498 - Clinical Outcomes of Lumbar Fusion Using a Truss Technology Based Inte...

#498 Clinical Outcomes of Lumbar Fusion Using a Truss Technology Based Interbody Fusion Cage

Cutting Edge Innovations/Non-conventional Therapies

Poster Presented by: C. Carmody


C. Carmody (1)
D.D. Ohnmeiss (2)

(1) Plano Orthopedic and Sports Medicine Center, Plano, TX, United States
(2) Texas Back Institute Research Foundation, Plano, TX, United States


Introduction: Spinal fusion is a complex process involving many factors including intricate relationships between spinal loading, structural support, and growth of bone cells. Interbody device design should incorporate these factors to optimize fusion incorporation. Trusses composed of triangular units provide strong structural support in loading conditions, but also allow load transfer throughout a multiplanar truss structure. This loading should stimulate of bone cell growth needed for fusion and the trusses provide a scaffold for bone growth to occur. This concept has been applied to designing a three-dimensional titanium truss device for lumbar interbody fusion. The purpose of this study was to evaluate the clinical outcomes of patients undergoing lumbar fusion using a truss technology based interbody fusion cage.

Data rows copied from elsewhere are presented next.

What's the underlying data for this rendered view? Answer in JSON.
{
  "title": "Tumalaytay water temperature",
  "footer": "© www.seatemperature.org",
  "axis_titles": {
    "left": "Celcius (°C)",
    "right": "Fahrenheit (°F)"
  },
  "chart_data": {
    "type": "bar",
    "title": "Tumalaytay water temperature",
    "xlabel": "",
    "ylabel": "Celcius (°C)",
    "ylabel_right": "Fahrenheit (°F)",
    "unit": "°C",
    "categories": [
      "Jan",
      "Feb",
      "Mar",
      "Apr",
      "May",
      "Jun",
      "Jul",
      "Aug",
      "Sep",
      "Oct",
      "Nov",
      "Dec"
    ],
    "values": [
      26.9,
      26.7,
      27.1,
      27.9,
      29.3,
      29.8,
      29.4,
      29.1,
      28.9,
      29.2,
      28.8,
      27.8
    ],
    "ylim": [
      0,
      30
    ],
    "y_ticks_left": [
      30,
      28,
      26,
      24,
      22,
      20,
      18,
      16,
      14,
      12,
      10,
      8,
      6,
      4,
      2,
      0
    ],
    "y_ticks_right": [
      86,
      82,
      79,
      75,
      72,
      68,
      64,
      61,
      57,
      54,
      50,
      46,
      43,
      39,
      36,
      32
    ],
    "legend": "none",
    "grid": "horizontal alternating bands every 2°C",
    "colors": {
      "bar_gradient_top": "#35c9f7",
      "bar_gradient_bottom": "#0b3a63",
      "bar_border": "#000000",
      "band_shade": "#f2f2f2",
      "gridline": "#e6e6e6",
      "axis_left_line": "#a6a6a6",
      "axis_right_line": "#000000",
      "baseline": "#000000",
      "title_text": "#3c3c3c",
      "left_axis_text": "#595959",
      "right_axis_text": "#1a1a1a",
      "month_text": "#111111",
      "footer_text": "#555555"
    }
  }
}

Methods: The study was based on the consecutive series of 22 patients beginning with first case experience using the ALIF Spinal Truss System (4WEB, Inc.) combined with posterior pedicle screws. Graft material used in the cages was bone marrow aspirate combined with allograft or a bone graft extender. No BMP was used. All patients had failed to gain adequate relief from non-operative care and the msot common diagnoses were painful disc degeneration and spondylolisthesis. Eleven patients were operated at one level, 10 at two levels, and one at three levels. Mean follow-up was 6.3 months (range 3-12 months). Clinical outcome was evaluated based on Oswestry Disability Index (ODI), visual analog scale (VAS) assessing pain, and occurrence of complications and/or re-operations. Fusion was assessed from radiographs and CT scans made at 6 months after surgery (missing for one patient).

Results: There was statistically significant improvement in ODI scores, from a mean of 41.5 pre-operatively to 21.2 post-operatively (p< 0.01; paired t-test). The VAS score assessing pain also improved significantly (6.4 vs. 2.8; p< 0.01). All patients were classified as fused based on plain films and CT evaluation at the 6 month follow-up (Figures 1 and 2). There was one re-operation to perform laminotomy four weeks after the index operation for persistent leg pain.

Discussion: This study found that patients had significantly improved pain and function scores following fusion. All patients reachiung 6 month follow-up were fused based on CT. Based on this early experience, it appears that the truss technology based interbody device is associated with good clinical outcomes. The favorable fusion rate may be related to truss design that was established in earlier pre-clinical studies as a loading and scaffold environment favorable for cellular bone growth. Certainly more patients and longer follow-up are needed to fully evaluate this technology.

Figure 1. Fusion in the interbody cage.

Figure 2. Boney incorporation through the trusses.